Back Home. Uh, Not So Much.

Being back … being back “home” feels like putting on an old shoe that’s too tight.

Or a coat that constricts through the shoulders and back and underarms.

Being back … after being away and not just away but having a good time … feels familiar. Familiar not as in “comfortable” like many folks feel upon returning home after a trip.

Familiar as in old patterns and old ways and and old ways of relating that need to go.

After extending my stay in Flagstaff to the latest minute, partly so I’d arrive “home” after roommate J. had gone to bed, I arrived at night and pretty much went straight to bed.

Today, in the “glare” of the morning — and realities — and with the rest and enjoyments and perspectives gained in my albeit too-brief overnight trip — I see the need to move. 

Whenever a situation needs to be released, I ask myself: Is it them? or me? I mean, what if all that’s required is an attitude adjustment on my part to make this work?

What if it’s my blind spots that are causing distorting, causing me to view the situation through dark eyes?

What if all that’s needed is for me to improve my well-being, emotional and physical, is to change up my point of view?

Tricky stuff. And indicative of my innate cleverness and proclivity to otherthink things.

The heart. The heart holds the answers, they say. The heart never, or rarely, faileth. 

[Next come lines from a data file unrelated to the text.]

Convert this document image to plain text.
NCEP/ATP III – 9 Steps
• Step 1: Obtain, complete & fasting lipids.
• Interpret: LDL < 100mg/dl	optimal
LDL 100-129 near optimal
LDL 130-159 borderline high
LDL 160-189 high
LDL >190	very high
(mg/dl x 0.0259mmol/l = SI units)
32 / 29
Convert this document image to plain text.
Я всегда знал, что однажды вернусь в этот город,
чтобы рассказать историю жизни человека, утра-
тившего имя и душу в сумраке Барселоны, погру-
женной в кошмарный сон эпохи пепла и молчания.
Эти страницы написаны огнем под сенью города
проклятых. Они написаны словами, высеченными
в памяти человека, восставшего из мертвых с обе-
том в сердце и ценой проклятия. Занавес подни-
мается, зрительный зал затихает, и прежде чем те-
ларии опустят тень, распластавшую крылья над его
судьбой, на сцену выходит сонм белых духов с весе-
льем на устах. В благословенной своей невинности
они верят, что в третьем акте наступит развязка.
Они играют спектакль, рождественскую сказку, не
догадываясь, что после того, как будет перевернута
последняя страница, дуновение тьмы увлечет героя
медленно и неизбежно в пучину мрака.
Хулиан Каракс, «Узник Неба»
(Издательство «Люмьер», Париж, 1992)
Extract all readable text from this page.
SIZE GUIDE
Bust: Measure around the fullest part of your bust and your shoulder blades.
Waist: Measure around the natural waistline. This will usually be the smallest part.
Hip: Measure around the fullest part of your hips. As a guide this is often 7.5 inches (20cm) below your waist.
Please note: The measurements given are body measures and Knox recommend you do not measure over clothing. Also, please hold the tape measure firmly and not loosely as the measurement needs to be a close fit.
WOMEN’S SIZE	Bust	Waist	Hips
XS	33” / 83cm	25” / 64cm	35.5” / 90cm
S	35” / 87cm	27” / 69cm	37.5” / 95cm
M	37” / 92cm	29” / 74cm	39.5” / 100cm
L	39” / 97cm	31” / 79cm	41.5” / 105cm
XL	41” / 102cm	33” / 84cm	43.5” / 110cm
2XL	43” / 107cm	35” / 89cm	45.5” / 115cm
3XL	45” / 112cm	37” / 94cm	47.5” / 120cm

When I consult my heart, which in truth I don’t do nearly as consistently as I did in early years (but then, life’s hardships and disappointments hadn’t accumulated into the mountain of today either) …

… when I consult my heart, she whispers “let go. you need to grow. this {“home” situation] is old hat. a way of the past. like with Kingman (town of former residence) and elsewhere, you’ll find that the longer you stay, the worse it will become for you. {for your roommate, not at all.}”

“Overstaying does not bring benefits. august can be your transformative month,’ says spirit now. “Keep doing the beneficial things you’re doing for your health and well-being. Keep writing — every day. Keep looking for new employment and residence. It’s imperative to keep moving forward — and not use your energy for the usual hunkering down, gritting the teeth and bearing it out. Nothing good comes from that and will in fact only worse matters.”

That’s what I hear this first morning back at the house after travel. Though brief, the getaway was restorative. It was good.